Her tone is convincing enough. Too convincing.
“You want an audience with Mischa, but I think he’d be more skeptical of you than I am,” I say, turning on my heel. “As for me, I’ve decided that you have nothing. You think you can convince or blackmail Mischa? Do it. Maybe he’ll give you the pennies your family left behind—”
“As if that bastard has any right to control my family’s estate!” Real anger colors her cheeks red, and her free hand curls into a fist I doubt she’s even aware of making.
“Give me something,”
I tell her, done with this game. “Something to pique my interest. Something other than vague, half-empty threats and a mysterious bogeyman. Then you can leave.”
Slowly, she rebuilds her armor, swapping a glare for a stern frown. “Here—” She reaches into her pocket before I can stop her. Rather than a weapon, all she holds is a slim slip of paper.
“I’ll do both,” she snaps, shoving the paper toward me. It’s a card, printed with the address of a nearby motel. “The name is Alexander, and his life is just as important as your precious Eli’s. Do you want the lives of two children on your conscience?”

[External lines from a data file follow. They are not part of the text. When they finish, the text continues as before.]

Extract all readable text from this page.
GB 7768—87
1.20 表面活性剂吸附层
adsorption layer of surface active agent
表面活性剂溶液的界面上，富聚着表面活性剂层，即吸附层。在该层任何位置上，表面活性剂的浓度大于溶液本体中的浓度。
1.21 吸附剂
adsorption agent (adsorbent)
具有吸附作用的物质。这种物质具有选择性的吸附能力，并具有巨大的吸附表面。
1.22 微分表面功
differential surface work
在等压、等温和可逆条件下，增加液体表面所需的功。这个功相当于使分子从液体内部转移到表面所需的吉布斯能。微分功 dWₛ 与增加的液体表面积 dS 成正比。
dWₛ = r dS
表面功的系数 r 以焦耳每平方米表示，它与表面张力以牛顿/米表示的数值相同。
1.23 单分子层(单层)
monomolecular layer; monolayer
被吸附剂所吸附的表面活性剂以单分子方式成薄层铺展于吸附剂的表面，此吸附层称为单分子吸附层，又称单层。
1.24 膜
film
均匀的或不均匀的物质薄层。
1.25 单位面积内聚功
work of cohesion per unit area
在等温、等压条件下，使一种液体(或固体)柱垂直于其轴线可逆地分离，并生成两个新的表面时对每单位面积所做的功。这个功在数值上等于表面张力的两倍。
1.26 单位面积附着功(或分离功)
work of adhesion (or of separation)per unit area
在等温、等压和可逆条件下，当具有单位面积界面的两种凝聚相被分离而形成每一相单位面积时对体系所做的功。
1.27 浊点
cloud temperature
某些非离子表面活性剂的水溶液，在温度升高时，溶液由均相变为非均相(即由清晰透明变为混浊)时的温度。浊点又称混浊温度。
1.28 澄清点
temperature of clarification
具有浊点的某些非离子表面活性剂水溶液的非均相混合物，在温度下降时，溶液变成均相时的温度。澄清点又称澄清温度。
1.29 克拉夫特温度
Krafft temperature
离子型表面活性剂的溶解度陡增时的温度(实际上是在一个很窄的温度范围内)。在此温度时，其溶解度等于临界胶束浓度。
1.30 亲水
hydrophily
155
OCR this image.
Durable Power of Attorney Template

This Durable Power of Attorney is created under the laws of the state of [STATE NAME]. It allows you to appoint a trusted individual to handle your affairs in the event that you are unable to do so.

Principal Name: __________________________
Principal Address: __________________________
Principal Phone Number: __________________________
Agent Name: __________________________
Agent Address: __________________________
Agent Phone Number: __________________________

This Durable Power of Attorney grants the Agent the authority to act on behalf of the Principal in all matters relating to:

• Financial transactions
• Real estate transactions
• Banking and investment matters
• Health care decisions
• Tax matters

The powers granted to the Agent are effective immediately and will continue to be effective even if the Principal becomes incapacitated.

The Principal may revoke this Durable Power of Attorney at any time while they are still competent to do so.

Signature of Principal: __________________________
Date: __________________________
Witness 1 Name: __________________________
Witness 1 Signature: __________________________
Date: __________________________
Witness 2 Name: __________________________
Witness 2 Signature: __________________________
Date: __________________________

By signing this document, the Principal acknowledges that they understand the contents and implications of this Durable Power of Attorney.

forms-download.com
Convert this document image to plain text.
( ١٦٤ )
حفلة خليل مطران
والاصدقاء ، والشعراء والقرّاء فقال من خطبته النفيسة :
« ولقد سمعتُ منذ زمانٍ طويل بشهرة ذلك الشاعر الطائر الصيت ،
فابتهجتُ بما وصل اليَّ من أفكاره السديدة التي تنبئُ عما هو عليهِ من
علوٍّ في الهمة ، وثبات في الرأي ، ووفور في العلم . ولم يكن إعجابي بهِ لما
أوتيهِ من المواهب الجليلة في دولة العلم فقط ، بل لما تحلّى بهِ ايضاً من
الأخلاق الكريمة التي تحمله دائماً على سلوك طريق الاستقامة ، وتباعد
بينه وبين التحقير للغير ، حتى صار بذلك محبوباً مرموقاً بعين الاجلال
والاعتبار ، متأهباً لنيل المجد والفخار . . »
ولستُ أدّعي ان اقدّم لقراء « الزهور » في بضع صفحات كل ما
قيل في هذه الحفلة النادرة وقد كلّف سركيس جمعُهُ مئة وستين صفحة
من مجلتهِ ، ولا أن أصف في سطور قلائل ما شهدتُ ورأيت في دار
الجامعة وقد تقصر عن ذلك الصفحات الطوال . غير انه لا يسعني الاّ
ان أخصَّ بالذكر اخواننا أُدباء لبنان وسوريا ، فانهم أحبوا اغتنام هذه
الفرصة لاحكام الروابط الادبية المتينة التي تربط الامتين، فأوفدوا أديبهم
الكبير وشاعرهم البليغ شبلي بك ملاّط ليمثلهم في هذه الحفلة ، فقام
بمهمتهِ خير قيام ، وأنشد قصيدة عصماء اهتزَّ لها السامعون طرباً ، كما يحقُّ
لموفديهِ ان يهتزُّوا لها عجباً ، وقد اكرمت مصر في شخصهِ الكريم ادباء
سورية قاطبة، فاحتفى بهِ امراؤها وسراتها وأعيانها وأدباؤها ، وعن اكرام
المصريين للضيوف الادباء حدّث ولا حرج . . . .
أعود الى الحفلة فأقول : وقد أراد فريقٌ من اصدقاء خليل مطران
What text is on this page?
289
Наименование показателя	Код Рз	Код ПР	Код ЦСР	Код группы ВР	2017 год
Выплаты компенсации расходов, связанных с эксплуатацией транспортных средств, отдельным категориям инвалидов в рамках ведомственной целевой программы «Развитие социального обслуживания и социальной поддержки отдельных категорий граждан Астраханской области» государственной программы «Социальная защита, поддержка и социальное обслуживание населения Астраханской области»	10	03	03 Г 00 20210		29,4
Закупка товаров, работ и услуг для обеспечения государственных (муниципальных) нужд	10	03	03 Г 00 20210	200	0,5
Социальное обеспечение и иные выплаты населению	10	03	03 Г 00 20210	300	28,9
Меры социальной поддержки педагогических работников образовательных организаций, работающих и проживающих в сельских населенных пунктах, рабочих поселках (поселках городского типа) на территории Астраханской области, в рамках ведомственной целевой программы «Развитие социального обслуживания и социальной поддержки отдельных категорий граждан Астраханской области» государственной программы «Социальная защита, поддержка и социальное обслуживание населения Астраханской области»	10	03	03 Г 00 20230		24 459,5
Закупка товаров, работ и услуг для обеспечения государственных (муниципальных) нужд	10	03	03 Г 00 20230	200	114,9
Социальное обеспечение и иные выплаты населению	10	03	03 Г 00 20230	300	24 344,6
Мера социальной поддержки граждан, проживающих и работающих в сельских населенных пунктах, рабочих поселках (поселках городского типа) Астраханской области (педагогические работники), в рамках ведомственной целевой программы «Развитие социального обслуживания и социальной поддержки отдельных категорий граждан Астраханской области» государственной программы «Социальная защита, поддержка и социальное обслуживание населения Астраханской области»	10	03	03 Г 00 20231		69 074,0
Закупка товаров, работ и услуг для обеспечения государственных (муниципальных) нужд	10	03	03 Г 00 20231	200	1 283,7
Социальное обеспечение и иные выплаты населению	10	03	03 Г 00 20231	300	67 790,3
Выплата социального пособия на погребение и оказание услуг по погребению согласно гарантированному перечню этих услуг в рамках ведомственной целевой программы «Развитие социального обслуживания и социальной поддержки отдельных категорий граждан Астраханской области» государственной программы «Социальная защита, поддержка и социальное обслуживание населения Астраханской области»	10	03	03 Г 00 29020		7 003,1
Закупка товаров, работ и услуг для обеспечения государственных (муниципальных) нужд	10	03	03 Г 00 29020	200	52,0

“Two.” It could be a boast. A sick attempt at manipulation. If it weren’t for her eyes. They blaze with a raw hint of an emotion I haven’t seen in her until now. Honesty?
“Who is Alexander?”
“I gave you something worthy of piquing your interest,” she says, pushing past me. “Now, you uphold your end of our bargain. Let me speak to Mischa. Keep him on a leash. I get what I want, and you can sleep peacefully at night knowing that you subverted a war.”
“And if I don’t?”
“The blood will be on your hands. Given your past, I don’t think you can live with that. Can you?”
“Enough!” Anger flares, unfolding across my expression before I can suppress it, and she pales.
A good man would ignore the way she shudders. The sight wouldn’t make his heart race, his mouth dampen. A good man wouldn’t imagine how far such a woman’s expression might transform when she’s in the throes of true fear.
It’s a way I haven’t thought in a long damn time. Like a predator. To suppress it, I think of my freedom. My future. I think of sanity.
The feeling subsides.
“Did you hear me?” Briar asks. I blink and find her watching me, an eyebrow raised. “I must not be such a threat, after all.”
She stands on tiptoe, bringing her face near mine. I should recoil. I don’t, and she inches even closer, swiping her lips across my cheek. “Remember our bargain,” she murmurs. “Once you decide to stop playing the obvious game, come find me. I think you’ll know how.”
She saunters from the room, leaving her cart behind.